If plenty of other people had flown in it without problems, sure? How do you think commercial aviation got started? Plane makers were startups once. But comparing software and planes (or buildings) is a false equivalence. The vast majority of all software doesn't hurt anyone if it has bugs or even if it gets hacked. It's annoying, and potentially you lose money, but nobody dies.

Commercial aviation was regulated because planes were killing people, and when it came in, air travel became the safest form of transportation. That isn't a coincidence. If the vast majority of software doesn't hurt anyone if it has bugs, then it won't require any certifications.
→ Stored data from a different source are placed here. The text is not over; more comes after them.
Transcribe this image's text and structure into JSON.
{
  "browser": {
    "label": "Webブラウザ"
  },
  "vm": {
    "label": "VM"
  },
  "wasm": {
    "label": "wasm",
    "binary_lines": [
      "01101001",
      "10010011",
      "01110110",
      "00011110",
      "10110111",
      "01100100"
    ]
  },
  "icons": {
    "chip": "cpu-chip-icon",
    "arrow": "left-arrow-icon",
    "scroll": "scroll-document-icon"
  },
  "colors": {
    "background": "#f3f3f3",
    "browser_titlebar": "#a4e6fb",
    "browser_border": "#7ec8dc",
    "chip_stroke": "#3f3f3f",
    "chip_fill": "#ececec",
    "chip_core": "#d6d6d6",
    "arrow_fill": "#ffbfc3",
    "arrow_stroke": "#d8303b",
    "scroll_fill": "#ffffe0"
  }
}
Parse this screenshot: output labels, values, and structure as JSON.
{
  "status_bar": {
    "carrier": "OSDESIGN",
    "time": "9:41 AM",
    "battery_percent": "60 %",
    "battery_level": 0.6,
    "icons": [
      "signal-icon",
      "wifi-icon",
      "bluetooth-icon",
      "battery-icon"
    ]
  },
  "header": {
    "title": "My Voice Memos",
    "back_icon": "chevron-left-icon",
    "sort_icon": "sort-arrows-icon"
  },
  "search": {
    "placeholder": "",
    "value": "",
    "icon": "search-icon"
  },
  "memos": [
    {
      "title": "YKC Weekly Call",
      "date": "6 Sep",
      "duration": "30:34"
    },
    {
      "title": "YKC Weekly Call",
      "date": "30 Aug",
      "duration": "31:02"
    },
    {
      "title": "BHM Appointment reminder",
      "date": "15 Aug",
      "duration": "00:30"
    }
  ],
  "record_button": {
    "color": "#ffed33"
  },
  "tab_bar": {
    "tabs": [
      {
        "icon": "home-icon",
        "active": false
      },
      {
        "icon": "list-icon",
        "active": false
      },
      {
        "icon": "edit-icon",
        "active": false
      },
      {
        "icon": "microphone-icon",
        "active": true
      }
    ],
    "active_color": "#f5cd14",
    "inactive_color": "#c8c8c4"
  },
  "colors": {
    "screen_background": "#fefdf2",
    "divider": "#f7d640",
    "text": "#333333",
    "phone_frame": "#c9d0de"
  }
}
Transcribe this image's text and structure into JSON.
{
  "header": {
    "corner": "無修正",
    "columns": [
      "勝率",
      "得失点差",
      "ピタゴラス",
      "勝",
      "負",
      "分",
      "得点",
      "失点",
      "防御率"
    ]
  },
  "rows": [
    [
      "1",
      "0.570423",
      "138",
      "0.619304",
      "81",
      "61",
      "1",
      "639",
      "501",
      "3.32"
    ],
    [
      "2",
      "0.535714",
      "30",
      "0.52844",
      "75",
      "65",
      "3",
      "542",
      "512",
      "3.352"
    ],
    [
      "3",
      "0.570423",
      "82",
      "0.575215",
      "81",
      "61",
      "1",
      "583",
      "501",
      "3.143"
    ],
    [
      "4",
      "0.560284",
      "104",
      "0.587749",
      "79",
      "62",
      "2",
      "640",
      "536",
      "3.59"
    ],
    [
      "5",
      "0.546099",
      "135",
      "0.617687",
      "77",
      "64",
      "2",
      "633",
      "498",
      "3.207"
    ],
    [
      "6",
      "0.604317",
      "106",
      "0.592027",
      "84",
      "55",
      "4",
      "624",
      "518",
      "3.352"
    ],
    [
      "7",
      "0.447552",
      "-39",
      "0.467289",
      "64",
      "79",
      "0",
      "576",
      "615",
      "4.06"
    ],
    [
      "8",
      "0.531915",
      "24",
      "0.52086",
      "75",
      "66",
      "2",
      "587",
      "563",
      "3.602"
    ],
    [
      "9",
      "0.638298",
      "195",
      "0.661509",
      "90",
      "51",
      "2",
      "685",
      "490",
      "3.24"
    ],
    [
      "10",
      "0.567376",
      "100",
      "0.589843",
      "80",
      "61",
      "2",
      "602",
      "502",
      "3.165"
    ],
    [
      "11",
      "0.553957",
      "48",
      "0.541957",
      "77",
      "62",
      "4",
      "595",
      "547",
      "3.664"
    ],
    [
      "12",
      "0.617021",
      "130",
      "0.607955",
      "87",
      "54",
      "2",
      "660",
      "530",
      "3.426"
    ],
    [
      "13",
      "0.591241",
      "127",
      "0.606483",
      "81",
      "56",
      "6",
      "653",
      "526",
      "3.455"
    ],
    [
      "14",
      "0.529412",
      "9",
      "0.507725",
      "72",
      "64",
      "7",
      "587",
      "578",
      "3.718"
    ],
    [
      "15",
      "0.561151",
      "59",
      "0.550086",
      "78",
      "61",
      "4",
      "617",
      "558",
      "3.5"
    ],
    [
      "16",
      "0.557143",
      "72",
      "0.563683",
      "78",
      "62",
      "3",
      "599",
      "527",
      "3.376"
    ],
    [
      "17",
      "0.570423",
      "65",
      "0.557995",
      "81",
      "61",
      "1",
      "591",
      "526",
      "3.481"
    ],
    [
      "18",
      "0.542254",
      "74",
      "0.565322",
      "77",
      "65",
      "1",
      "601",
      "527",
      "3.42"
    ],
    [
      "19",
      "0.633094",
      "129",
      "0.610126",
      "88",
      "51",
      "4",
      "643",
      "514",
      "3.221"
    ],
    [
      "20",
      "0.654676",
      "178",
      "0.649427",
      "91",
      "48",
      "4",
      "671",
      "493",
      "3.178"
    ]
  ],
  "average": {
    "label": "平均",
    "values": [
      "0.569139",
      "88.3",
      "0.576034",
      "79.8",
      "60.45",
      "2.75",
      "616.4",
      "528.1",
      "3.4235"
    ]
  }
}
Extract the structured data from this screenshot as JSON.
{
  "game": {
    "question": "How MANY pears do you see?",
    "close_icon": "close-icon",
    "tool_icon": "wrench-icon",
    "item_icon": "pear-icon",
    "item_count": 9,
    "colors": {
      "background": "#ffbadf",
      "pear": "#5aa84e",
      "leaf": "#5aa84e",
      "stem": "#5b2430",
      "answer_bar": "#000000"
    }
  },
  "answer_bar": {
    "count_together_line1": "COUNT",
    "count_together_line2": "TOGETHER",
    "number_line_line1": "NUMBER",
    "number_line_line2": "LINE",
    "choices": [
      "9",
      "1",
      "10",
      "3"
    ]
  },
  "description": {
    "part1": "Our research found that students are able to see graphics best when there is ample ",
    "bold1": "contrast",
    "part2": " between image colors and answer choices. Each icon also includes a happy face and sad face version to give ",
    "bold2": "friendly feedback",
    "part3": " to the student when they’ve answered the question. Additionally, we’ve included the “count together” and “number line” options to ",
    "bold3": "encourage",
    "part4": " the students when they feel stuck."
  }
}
If you heard me arguing for that, then you heard wrong. I am advocating for risk/harm based certification/liability.
Aren't you arguing for the status quo then? There are very small amounts of software that can cause physical harm, and those are already regulated (medical devices etc).
Financial harm and harm via personal records being hacked should also be included. The Equifax leak for example should have resulted in much worse consequences for the executives and also new software compliance regulations to better safeguard that sort of record-keeping.
Why aren't they installing grates on the intakes?
There will be grates but fish are small and obviously grates must have holes in them.